Pop Art to the next level
General Idea, like their Pop Art contemporaries, fully embraced mass media, and their involvement with it was unprecedented for artists. They designed provocative merchandise for sale at their own portable shop. Their videos took on the format of TV talk shows, daytime soap operas and the evening news. Their well-known FILE magazine was a daring parody of LIFE Magazine. They even covered an Amsterdam tram with their AIDS logo. General Idea always encouraged the public to interact with their work playfully, through mail art, in museums, and on the street. General Idea’s strategies of infiltrating found formats, obscuring authorship, original and copy, and using art to reach a mass audience is central to the contemporary practice of many artists and can be found widely in digital and social media.

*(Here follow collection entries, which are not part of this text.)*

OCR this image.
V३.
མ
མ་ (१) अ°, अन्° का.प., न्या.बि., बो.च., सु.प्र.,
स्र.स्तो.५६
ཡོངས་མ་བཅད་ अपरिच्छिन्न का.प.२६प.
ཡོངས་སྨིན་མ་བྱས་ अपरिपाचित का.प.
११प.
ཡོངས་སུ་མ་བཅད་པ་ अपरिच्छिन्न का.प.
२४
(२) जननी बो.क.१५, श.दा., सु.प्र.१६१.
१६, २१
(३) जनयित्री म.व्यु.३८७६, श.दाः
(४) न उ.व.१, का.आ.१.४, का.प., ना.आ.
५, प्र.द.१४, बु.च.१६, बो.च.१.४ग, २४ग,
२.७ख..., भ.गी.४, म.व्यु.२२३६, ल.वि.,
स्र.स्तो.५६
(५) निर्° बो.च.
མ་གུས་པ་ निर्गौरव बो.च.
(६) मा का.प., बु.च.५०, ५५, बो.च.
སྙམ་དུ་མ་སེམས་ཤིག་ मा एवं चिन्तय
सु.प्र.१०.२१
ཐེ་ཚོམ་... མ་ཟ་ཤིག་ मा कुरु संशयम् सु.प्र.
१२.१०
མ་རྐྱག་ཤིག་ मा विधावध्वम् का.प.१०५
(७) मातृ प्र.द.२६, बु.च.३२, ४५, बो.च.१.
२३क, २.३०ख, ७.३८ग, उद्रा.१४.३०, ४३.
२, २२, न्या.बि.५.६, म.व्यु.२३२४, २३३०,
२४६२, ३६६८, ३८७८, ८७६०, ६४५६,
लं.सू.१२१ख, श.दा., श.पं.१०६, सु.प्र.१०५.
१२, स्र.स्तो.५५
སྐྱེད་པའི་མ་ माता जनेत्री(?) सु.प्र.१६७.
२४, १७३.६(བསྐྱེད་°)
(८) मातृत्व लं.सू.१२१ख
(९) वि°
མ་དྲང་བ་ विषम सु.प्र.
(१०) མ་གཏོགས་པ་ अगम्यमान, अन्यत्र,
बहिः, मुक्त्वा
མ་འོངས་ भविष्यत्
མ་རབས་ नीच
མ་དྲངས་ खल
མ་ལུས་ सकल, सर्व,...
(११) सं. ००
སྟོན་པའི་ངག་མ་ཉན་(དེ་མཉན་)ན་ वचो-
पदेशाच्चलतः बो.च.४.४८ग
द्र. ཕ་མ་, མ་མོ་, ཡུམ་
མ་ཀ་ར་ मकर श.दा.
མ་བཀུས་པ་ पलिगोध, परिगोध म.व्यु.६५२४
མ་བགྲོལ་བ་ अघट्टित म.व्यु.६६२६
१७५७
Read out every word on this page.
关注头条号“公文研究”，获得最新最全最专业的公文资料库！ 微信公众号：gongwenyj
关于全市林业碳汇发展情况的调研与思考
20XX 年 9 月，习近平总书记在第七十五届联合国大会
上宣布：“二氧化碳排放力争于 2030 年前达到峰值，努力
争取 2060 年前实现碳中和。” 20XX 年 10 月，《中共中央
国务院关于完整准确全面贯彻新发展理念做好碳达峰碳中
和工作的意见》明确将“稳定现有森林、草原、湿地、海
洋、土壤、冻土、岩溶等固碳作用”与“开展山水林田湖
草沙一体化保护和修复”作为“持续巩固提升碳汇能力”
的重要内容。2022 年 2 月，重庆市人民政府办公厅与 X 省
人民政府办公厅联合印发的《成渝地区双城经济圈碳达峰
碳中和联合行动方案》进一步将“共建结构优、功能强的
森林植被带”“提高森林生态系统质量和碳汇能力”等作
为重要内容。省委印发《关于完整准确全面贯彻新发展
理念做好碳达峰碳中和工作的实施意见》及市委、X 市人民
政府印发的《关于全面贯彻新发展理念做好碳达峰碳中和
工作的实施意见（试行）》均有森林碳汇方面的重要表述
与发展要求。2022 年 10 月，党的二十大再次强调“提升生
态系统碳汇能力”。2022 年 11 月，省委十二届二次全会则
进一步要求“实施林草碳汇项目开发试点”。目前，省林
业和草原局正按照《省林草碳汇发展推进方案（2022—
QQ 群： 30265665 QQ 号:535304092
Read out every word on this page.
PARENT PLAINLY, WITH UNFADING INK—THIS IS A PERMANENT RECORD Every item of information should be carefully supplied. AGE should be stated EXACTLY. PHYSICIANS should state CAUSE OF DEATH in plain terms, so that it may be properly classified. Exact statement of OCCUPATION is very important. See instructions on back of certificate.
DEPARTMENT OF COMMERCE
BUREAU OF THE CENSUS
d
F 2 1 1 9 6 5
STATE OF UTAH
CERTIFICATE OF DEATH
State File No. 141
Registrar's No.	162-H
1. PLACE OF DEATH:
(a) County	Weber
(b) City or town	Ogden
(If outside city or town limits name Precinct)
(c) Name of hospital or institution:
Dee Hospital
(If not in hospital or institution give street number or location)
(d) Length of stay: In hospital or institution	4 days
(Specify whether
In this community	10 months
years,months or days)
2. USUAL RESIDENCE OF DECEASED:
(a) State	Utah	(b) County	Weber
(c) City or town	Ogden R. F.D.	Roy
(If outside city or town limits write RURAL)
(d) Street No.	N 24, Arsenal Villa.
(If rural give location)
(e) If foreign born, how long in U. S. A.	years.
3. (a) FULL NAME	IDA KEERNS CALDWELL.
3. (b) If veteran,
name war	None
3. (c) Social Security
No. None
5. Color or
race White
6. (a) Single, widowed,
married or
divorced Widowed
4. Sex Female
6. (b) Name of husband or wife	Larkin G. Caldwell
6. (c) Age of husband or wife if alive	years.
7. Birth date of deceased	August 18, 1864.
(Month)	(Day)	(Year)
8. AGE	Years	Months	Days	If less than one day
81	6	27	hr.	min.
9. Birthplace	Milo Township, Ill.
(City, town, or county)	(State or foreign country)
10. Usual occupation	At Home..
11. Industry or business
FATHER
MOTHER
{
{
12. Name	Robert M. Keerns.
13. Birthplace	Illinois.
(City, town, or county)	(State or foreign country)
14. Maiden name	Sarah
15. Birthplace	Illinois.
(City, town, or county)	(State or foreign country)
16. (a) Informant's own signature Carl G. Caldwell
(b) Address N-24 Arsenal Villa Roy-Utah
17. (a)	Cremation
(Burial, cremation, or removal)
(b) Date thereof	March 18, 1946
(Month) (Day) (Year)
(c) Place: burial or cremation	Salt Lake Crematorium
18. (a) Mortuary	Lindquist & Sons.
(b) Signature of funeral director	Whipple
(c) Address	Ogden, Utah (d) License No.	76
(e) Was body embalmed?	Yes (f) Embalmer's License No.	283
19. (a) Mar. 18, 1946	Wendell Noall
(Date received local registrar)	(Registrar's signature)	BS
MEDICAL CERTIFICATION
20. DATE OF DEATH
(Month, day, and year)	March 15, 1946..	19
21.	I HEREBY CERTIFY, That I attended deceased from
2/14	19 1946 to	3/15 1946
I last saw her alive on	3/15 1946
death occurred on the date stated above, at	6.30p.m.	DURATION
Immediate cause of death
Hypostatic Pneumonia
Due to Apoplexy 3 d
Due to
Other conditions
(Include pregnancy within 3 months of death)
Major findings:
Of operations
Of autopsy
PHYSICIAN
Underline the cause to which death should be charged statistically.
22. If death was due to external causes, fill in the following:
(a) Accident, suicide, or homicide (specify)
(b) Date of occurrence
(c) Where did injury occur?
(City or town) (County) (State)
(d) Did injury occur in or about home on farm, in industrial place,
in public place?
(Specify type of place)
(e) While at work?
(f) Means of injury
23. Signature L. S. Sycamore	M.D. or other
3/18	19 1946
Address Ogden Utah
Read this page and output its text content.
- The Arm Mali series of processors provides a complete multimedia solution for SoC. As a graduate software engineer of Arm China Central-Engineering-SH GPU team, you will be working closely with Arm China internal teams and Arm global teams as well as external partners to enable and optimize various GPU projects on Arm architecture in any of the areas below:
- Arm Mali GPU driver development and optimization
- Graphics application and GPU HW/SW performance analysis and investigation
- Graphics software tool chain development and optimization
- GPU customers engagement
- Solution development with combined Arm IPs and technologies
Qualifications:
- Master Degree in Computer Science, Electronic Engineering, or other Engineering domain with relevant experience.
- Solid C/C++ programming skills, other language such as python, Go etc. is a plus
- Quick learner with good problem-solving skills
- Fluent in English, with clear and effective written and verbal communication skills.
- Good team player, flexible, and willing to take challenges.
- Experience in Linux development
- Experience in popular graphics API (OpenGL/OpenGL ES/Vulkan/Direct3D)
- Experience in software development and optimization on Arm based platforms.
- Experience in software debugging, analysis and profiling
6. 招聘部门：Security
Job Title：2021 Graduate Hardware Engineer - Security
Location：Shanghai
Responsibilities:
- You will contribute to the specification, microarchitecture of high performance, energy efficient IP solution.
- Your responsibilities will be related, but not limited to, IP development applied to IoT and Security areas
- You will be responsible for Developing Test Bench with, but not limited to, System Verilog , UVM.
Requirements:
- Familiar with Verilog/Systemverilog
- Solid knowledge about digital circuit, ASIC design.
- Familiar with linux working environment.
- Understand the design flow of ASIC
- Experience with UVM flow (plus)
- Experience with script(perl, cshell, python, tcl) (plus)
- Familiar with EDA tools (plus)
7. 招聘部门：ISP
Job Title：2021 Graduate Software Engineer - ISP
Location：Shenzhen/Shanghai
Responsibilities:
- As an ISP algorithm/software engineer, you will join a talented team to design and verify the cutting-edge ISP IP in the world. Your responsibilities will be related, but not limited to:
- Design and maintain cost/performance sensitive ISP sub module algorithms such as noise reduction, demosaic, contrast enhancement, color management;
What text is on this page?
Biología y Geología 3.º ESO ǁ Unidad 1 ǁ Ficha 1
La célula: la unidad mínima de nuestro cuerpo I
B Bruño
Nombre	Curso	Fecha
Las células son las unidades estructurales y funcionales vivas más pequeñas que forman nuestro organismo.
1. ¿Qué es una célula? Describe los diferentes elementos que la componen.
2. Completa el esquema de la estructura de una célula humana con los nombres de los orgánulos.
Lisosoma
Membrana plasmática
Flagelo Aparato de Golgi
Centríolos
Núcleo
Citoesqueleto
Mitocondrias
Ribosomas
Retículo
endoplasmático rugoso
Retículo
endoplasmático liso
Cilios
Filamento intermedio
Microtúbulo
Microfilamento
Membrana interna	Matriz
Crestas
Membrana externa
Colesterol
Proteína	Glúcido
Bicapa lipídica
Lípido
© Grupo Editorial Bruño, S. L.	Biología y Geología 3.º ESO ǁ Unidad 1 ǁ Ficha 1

In 1979, the Stedelijk was the first museum in the world to host an exhibition of their work and began collecting it. Because of this history, General Idea came to consider Amsterdam as their “second home” and gifted the Stedelijk a large part of General Idea’s archive in 2018, making the museum a major knowledge center for their work, in addition to MoMA in New York and the National Gallery of Canada. After Amsterdam, the exhibition will travel to Gropius Bau in Berlin, where it will open on September 22, 2023.

Publication
The exhibition is accompanied by the equally monumental publication General Idea. Editor: Adam Welch, contributions of David Balzer, AA Bronson, Diedrich Diederichsen, Dominic Johnson, Theodore Kerr, Alex Kitnick, Sholem Krishtalka, Élisabeth Lebovici, Philip Monk, Diana Nemiroff, and Beatrix Ruf. JRP|Editions, 756 pages, ISBN 978-3-03764-585-7.

The exhibition General Idea is organized by the National Gallery of Canada in collaboration with the Stedelijk Museum Amsterdam. Curated by Adam Welch, National Gallery of Canada, and Beatrix Ruf for the Stedelijk Museum Amsterdam.